Etan Patz, a 6-year-old boy from Manhattan, NY, disappeared after walking the two blocks to his bus stop alone for the first time on May 25, 1979. When he didn’t return home from school that afternoon, his parents Julie and Stanley reported him missing. Despite a massive nationwide search effort, Etan could not be found and police were unable to find any answers as to who was responsible.
The primary suspect for most of the investigation was Jose Ramos, a friend of Etan’s former babysitter who was arrested in the 1980s on other child molestation charges in Pennsylvania. He was questioned while in custody and confessed to abducting and raping a young boy the same day as Etan’s disappearance who matched his description. However, he did not specifically identify Etan, but merely claimed he was “90% sure” it was him. He also stated that he had left this boy alive afterward, meaning the boy would have presumably been able to return home unlike Etan. This “90%” confession proved problematic, since there was nothing definitive to link Ramos to the crime. When Ramos bragged to another inmate in 1991 that he knew intimate details about Etan’s disappearance, this further indicated that he may be involved, but police were not able to make a case against him and he was never charged. Even so, Etan’s parents filed a civil suit against Ramos in 2004 and won $2 million in damages. The criminal case was left technically unsolved.

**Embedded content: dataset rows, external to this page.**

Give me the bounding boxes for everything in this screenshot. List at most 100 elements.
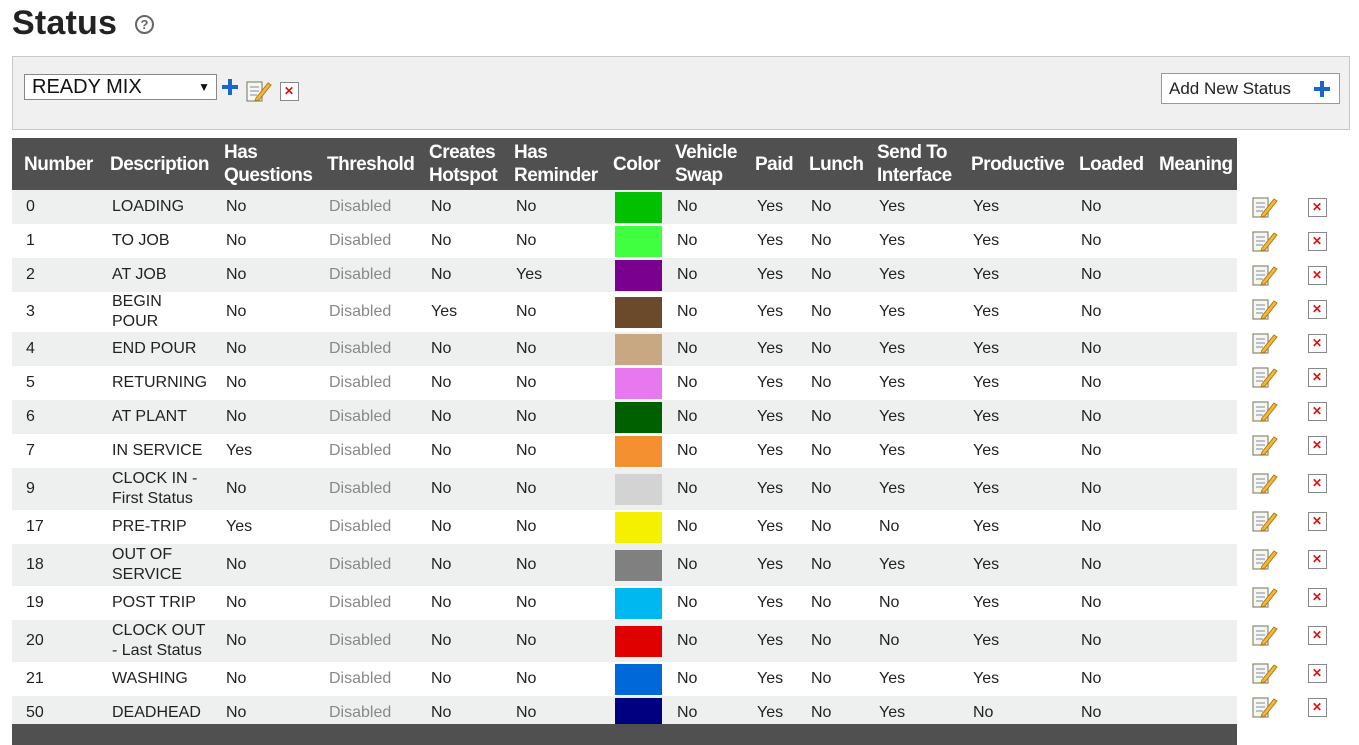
cell-has-questions: No [212,258,315,292]
edit-icon[interactable] [1252,623,1278,647]
table-row[interactable]: 9 CLOCK IN - First Status No Disabled No No No… [12,468,1237,510]
cell-threshold: Disabled [315,366,417,400]
table-row[interactable]: 3 BEGIN POUR No Disabled Yes No No Yes No Yes Yes N… [12,292,1237,332]
cell-productive: Yes [959,258,1067,292]
row-actions [1237,614,1347,656]
delete-icon[interactable] [1308,300,1327,319]
column-header-paid[interactable]: Paid [743,138,797,190]
edit-icon[interactable] [1252,297,1278,321]
delete-icon[interactable] [1308,402,1327,421]
table-row[interactable]: 2 AT JOB No Disabled No Yes No Yes No Yes Yes No [12,258,1237,292]
cell-threshold: Disabled [315,292,417,332]
edit-icon[interactable] [1252,331,1278,355]
column-header-number[interactable]: Number [12,138,98,190]
delete-group-icon[interactable] [280,82,299,101]
add-new-status-button[interactable]: Add New Status [1161,73,1340,104]
column-header-has-reminder[interactable]: Has Reminder [502,138,601,190]
cell-productive: Yes [959,190,1067,224]
row-actions [1237,656,1347,690]
delete-icon[interactable] [1308,436,1327,455]
column-header-has-questions[interactable]: Has Questions [212,138,315,190]
table-row[interactable]: 0 LOADING No Disabled No No No Yes No Yes Yes No [12,190,1237,224]
column-header-creates-hotspot[interactable]: Creates Hotspot [417,138,502,190]
column-header-meaning[interactable]: Meaning [1147,138,1237,190]
column-header-vehicle-swap[interactable]: Vehicle Swap [663,138,743,190]
row-actions [1237,690,1347,724]
delete-icon[interactable] [1308,512,1327,531]
delete-icon[interactable] [1308,626,1327,645]
status-table: Number Description Has Questions Thresho… [12,138,1237,730]
delete-icon[interactable] [1308,588,1327,607]
delete-icon[interactable] [1308,198,1327,217]
color-swatch [615,663,662,695]
column-header-lunch[interactable]: Lunch [797,138,865,190]
column-header-loaded[interactable]: Loaded [1067,138,1147,190]
delete-icon[interactable] [1308,368,1327,387]
table-row[interactable]: 17 PRE-TRIP Yes Disabled No No No Yes No No Yes No [12,510,1237,544]
edit-icon[interactable] [1252,695,1278,719]
table-row[interactable]: 5 RETURNING No Disabled No No No Yes No Yes Yes No [12,366,1237,400]
edit-icon[interactable] [1252,585,1278,609]
cell-vehicle-swap: No [663,662,743,696]
edit-icon[interactable] [1252,229,1278,253]
cell-loaded: No [1067,620,1147,662]
table-row[interactable]: 1 TO JOB No Disabled No No No Yes No Yes Yes No [12,224,1237,258]
edit-icon[interactable] [1252,471,1278,495]
cell-description: LOADING [98,190,212,224]
cell-description: END POUR [98,332,212,366]
delete-icon[interactable] [1308,698,1327,717]
edit-icon[interactable] [1252,509,1278,533]
edit-icon[interactable] [1252,263,1278,287]
cell-description: BEGIN POUR [98,292,212,332]
edit-icon[interactable] [1252,661,1278,685]
table-row[interactable]: 18 OUT OF SERVICE No Disabled No No No Yes No Yes… [12,544,1237,586]
edit-icon[interactable] [1252,433,1278,457]
cell-vehicle-swap: No [663,366,743,400]
cell-vehicle-swap: No [663,468,743,510]
delete-icon[interactable] [1308,232,1327,251]
color-cell [601,332,663,366]
column-header-color[interactable]: Color [601,138,663,190]
delete-icon[interactable] [1308,334,1327,353]
edit-icon[interactable] [1252,195,1278,219]
cell-lunch: No [797,400,865,434]
delete-icon[interactable] [1308,550,1327,569]
column-header-productive[interactable]: Productive [959,138,1067,190]
cell-loaded: No [1067,332,1147,366]
cell-has-questions: No [212,544,315,586]
cell-description: RETURNING [98,366,212,400]
table-row[interactable]: 21 WASHING No Disabled No No No Yes No Yes Yes No [12,662,1237,696]
cell-meaning [1147,510,1237,544]
cell-has-reminder: No [502,190,601,224]
table-row[interactable]: 19 POST TRIP No Disabled No No No Yes No No Yes No [12,586,1237,620]
cell-paid: Yes [743,190,797,224]
table-row[interactable]: 20 CLOCK OUT - Last Status No Disabled No No N… [12,620,1237,662]
delete-icon[interactable] [1308,664,1327,683]
table-row[interactable]: 4 END POUR No Disabled No No No Yes No Yes Yes No [12,332,1237,366]
delete-icon[interactable] [1308,474,1327,493]
delete-icon[interactable] [1308,266,1327,285]
row-actions [1237,462,1347,504]
edit-icon[interactable] [1252,365,1278,389]
cell-number: 4 [12,332,98,366]
column-header-description[interactable]: Description [98,138,212,190]
cell-paid: Yes [743,434,797,468]
cell-meaning [1147,586,1237,620]
cell-lunch: No [797,662,865,696]
table-row[interactable]: 6 AT PLANT No Disabled No No No Yes No Yes Yes No [12,400,1237,434]
help-icon[interactable]: ? [135,15,154,34]
color-cell [601,366,663,400]
table-row[interactable]: 7 IN SERVICE Yes Disabled No No No Yes No Yes Yes N… [12,434,1237,468]
cell-number: 9 [12,468,98,510]
column-header-send-to-interface[interactable]: Send To Interface [865,138,959,190]
edit-icon[interactable] [1252,399,1278,423]
row-actions [1237,394,1347,428]
column-header-threshold[interactable]: Threshold [315,138,417,190]
status-group-select[interactable]: READY MIX ▼ [24,74,217,100]
add-group-plus-icon[interactable] [221,78,239,96]
cell-creates-hotspot: No [417,332,502,366]
edit-icon[interactable] [1252,547,1278,571]
cell-loaded: No [1067,510,1147,544]
edit-group-icon[interactable] [246,79,272,103]
cell-has-questions: No [212,332,315,366]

The investigation was reopened in 2010, and two years later police excavated the foundation of a home owned by one of the Patz’s neighbors. While the search yielded nothing, it received lots of media coverage and caused an influx of new calls and tips about the case. Luckily one finally pointed authorities in the direction of Pedro Hernandez, who was an 18-year-old stockboy at the bodega beside Etan’s bus stop at the time of the kidnapping. The tip revealed that Hernandez had admitted to previously killing a young boy while he was attending an open confessional at his church in 1982. When police questioned Hernandez’s family about the incident, his brother-in-law and wife confirmed the story and that the church confession was a longtime “open family secret” that had been anxiously discussed again with news of the basement excavation.

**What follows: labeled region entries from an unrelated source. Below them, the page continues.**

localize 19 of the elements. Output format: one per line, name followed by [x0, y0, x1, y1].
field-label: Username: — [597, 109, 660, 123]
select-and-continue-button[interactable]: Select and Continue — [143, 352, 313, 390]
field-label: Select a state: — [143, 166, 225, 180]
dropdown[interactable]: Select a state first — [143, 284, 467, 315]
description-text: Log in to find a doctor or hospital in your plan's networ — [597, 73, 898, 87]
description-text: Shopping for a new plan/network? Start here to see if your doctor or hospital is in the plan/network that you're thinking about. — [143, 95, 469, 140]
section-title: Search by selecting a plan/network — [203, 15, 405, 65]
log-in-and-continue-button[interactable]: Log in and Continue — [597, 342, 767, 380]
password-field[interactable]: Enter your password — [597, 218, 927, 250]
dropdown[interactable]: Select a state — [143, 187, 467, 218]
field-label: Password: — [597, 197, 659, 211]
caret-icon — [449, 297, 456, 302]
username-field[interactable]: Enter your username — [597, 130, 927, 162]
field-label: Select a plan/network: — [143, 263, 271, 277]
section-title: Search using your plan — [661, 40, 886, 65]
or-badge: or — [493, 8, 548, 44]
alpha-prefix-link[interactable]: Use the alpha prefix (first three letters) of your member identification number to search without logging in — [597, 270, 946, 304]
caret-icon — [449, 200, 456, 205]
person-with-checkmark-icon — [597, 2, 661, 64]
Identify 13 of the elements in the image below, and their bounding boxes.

Hernandez was interrogated in 2015, and eventually confessed to luring Etan into the bodega, strangling him, and dumping his body in the trash nearby. The first trial was declared a mistrial after the jury became gridlocked at an 11-1 verdict, due to the lack of a body and the defense citing psychological evaluations that suggested Hernandez may have had multiple mental illnesses that would have tainted his confession. But when Hernandez was retried the new jury found him guilty of kidnapping and murder. After an unsuccessful appeal attempt, Hernandez was sentenced on April 18, 2017 to 25 years to life in federal prison.

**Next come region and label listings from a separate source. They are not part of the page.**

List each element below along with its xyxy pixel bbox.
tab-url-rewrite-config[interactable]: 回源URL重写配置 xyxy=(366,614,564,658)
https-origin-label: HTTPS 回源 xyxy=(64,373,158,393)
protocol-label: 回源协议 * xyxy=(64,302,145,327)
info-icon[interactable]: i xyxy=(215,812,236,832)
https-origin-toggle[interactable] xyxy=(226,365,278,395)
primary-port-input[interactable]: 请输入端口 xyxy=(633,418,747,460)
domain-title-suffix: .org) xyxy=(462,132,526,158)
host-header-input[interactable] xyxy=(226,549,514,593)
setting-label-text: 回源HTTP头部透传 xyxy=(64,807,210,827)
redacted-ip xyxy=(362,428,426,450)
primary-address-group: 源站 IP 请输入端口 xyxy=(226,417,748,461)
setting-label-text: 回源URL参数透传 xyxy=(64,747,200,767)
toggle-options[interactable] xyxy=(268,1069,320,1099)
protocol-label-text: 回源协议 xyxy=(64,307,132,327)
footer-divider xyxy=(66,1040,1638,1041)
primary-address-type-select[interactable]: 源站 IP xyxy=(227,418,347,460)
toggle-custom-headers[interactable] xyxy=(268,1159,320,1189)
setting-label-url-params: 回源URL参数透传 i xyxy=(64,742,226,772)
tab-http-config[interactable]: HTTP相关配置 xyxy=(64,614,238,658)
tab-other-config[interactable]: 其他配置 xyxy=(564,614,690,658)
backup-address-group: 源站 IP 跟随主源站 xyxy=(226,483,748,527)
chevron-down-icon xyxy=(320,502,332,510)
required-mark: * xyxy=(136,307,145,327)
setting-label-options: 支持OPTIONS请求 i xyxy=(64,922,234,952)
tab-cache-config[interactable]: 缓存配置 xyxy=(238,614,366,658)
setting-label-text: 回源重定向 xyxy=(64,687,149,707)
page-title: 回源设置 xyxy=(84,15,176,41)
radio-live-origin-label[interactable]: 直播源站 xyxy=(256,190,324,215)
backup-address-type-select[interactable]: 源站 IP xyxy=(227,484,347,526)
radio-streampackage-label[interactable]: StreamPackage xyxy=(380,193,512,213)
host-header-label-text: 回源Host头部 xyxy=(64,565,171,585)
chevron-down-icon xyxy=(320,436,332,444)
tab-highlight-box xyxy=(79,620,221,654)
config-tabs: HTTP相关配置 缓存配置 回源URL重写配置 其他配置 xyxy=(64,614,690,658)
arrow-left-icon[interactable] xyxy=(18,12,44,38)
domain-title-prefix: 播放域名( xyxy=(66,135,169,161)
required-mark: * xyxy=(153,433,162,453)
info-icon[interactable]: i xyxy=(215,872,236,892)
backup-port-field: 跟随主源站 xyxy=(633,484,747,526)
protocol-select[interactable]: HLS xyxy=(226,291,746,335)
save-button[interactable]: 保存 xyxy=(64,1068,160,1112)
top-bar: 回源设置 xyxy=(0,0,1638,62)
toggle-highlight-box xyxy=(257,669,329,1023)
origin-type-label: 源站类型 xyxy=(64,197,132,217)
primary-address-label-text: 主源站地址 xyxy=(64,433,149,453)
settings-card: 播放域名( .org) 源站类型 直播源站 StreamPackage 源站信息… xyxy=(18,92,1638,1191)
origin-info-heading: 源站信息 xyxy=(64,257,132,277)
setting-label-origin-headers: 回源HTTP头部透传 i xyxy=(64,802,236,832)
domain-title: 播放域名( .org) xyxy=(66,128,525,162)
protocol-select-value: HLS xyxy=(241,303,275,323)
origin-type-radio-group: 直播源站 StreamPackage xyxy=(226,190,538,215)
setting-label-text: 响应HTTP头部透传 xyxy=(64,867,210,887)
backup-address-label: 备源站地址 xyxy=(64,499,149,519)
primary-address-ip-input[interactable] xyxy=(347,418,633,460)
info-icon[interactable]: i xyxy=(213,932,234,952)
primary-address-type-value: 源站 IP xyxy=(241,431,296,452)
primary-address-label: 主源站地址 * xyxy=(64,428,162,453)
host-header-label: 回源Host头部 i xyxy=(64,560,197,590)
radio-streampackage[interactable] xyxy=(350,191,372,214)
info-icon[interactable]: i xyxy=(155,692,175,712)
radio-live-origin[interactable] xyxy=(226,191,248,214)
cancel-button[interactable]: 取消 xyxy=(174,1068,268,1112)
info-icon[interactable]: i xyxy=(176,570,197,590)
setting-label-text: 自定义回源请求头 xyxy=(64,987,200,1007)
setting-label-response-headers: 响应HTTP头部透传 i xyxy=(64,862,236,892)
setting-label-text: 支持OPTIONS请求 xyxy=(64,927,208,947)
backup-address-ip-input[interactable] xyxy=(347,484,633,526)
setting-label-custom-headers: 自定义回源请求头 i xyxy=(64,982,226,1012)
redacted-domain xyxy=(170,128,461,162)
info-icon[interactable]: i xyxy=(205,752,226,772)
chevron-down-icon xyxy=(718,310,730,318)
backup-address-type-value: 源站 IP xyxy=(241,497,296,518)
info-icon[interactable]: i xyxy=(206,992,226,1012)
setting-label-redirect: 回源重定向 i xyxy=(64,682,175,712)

Etan Patz’s disappearance became a landmark moment in child abduction investigations. Thanks to Julie and Stanley Patz’s relentless search efforts, it was one of the first missing children’s cases to coordinate a publicity campaign nationwide. Photographs and contact information were distributed on posters, newspapers, and television broadcasts, and Etan was the first missing child to have his picture shown on milk cartons. In 1983, on the fourth anniversary of Etan’s abduction, President Ronald Reagan declared May 25 to be National Missing Children’s Day. Etan’s case, along with that of Adam Walsh and several other children abducted across the United States, also led to the establishment of the National Center for Missing and Exploited Children in an attempt to raise awareness about child predators and prevent such tragedies.